I’ve thought a great deal about that line since having read it yesterday…
and of course, I’ve thought about it every time I’ve either read it or heard it.
Imagine that visual image.
Stones, rocks, boulders all crying out…crying out the greatness of the Lord.
Does not our earth already cry out with groanings that are so deep and beyond our understanding?
Cries which surpass our comprehension?
Such as the image above of the Highway in Alaska?
A road buckles, as the earth opens up with audible groans and physical cries.
Does the earth not open up…leaving us like frightened children,
looking for help which is beyond us?
Of course we call such opening up and such “crying out” merely plate tectonics.
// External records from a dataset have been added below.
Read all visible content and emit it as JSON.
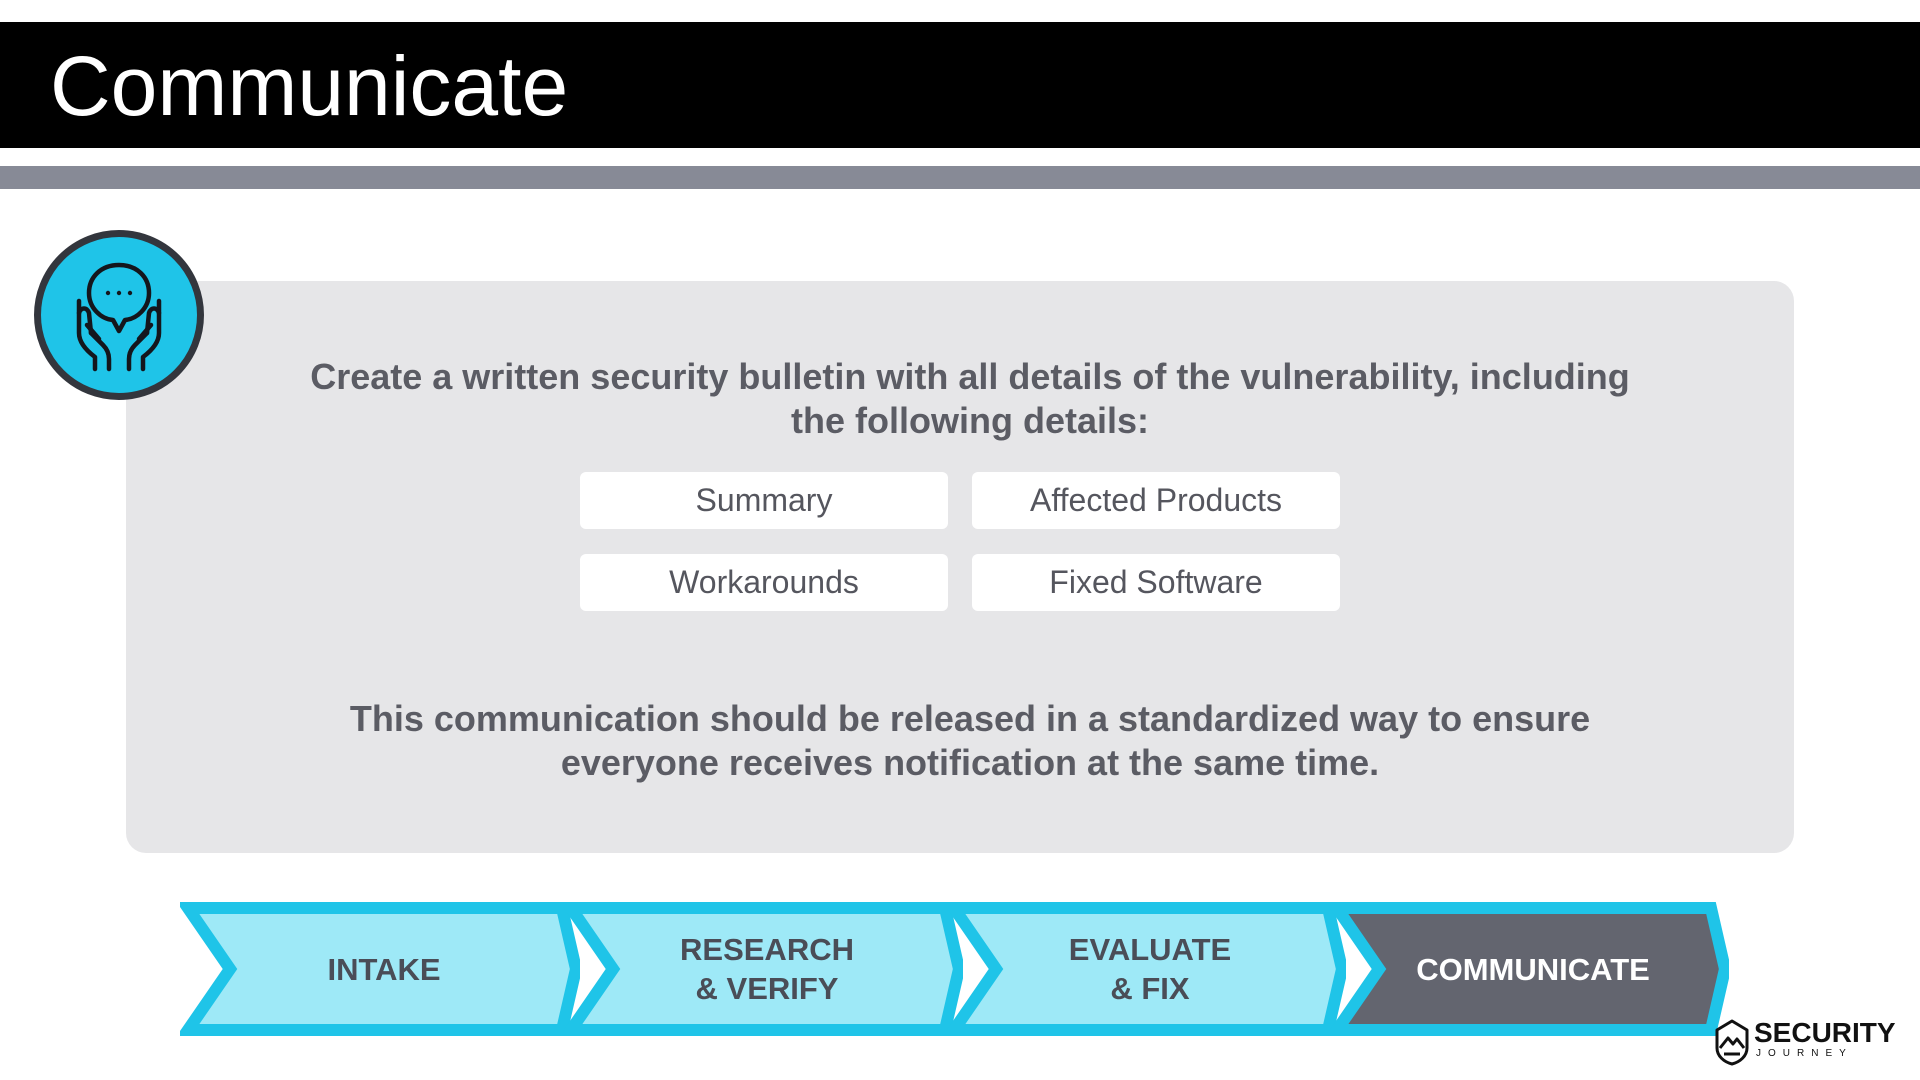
{
  "slide": {
    "title": "Communicate",
    "intro": "Create a written security bulletin with all details of the vulnerability, including the following details:",
    "details": [
      "Summary",
      "Affected Products",
      "Workarounds",
      "Fixed Software"
    ],
    "footer": "This communication should be released in a standardized way to ensure everyone receives notification at the same time."
  },
  "process": {
    "steps": [
      {
        "label": "INTAKE",
        "active": false
      },
      {
        "label": "RESEARCH\n& VERIFY",
        "active": false
      },
      {
        "label": "EVALUATE\n& FIX",
        "active": false
      },
      {
        "label": "COMMUNICATE",
        "active": true
      }
    ]
  },
  "icon": {
    "name": "hands-speech-bubble-icon"
  },
  "logo": {
    "word": "SECURITY",
    "sub": "JOURNEY",
    "icon": "mountain-lock-icon"
  },
  "colors": {
    "title_bar": "#000000",
    "accent_bar": "#878a96",
    "panel": "#e6e6e8",
    "cyan": "#1fc4e8",
    "cyan_light": "#9ee9f7",
    "active_step": "#63656f",
    "text": "#5b5c64"
  }
}
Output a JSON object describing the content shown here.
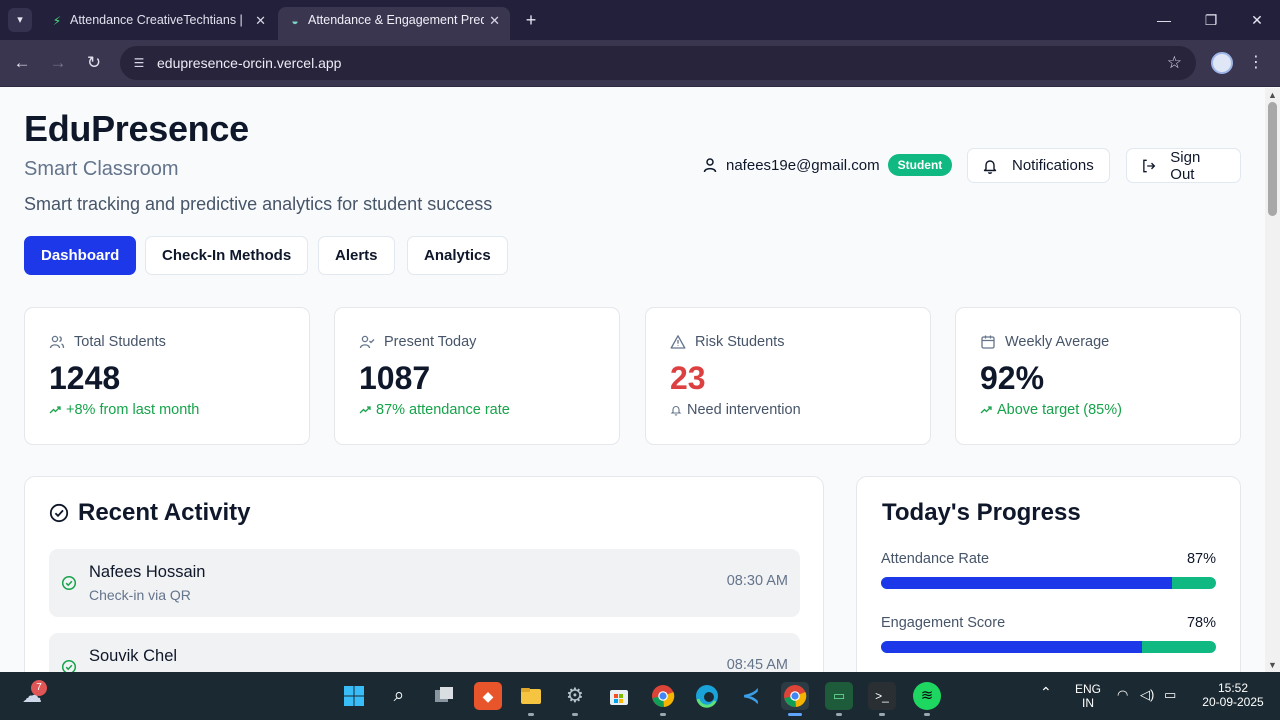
{
  "browser": {
    "tabs": [
      {
        "title": "Attendance CreativeTechtians | Lovable",
        "active": false
      },
      {
        "title": "Attendance & Engagement Predictor",
        "active": true
      }
    ],
    "url": "edupresence-orcin.vercel.app"
  },
  "header": {
    "brand": "EduPresence",
    "subtitle": "Smart Classroom",
    "tagline": "Smart tracking and predictive analytics for student success",
    "user_email": "nafees19e@gmail.com",
    "role_badge": "Student",
    "notifications_label": "Notifications",
    "signout_label": "Sign Out"
  },
  "nav": {
    "tabs": [
      {
        "label": "Dashboard",
        "active": true
      },
      {
        "label": "Check-In Methods",
        "active": false
      },
      {
        "label": "Alerts",
        "active": false
      },
      {
        "label": "Analytics",
        "active": false
      }
    ]
  },
  "stats": [
    {
      "label": "Total Students",
      "value": "1248",
      "note": "+8% from last month",
      "icon": "users-icon"
    },
    {
      "label": "Present Today",
      "value": "1087",
      "note": "87% attendance rate",
      "icon": "user-check-icon"
    },
    {
      "label": "Risk Students",
      "value": "23",
      "note": "Need intervention",
      "icon": "alert-triangle-icon"
    },
    {
      "label": "Weekly Average",
      "value": "92%",
      "note": "Above target (85%)",
      "icon": "calendar-icon"
    }
  ],
  "recent_activity": {
    "title": "Recent Activity",
    "items": [
      {
        "name": "Nafees Hossain",
        "detail": "Check-in via QR",
        "time": "08:30 AM"
      },
      {
        "name": "Souvik Chel",
        "detail": "",
        "time": "08:45 AM"
      }
    ]
  },
  "progress": {
    "title": "Today's Progress",
    "items": [
      {
        "label": "Attendance Rate",
        "value_text": "87%",
        "fraction": 0.87
      },
      {
        "label": "Engagement Score",
        "value_text": "78%",
        "fraction": 0.78
      }
    ]
  },
  "colors": {
    "primary": "#1d38e8",
    "success": "#10b981",
    "danger": "#dc4040"
  },
  "taskbar": {
    "weather_badge": "7",
    "language": "ENG",
    "region": "IN",
    "time": "15:52",
    "date": "20-09-2025"
  }
}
Yet do we not, when those plates slide and collide, causing devastation to the surface,
do we not cry out in fear?
Do we not cry out to be delivered from that which we cannot control?
So who are we to say that the rocks are not currently crying out.
That the earth is not yielding to her Creator?
And so as we enter into this new year of the Chruch calendar, with the beginning of Advent,
we are reminded, once again, that all of creation slumbers in darkness awaiting
the light of Salvation…
Perhaps it would behoove us to listen to the earth and her cries…as the earth might be
more aware of the coming of the Redeemer than we are ourselves.
You alone are the Lord. You made the heavens, even the highest heavens,
and all their starry host, the earth and all that is on it,
the seas and all that is in them. You give life to everything,
and the multitudes of heaven worship you.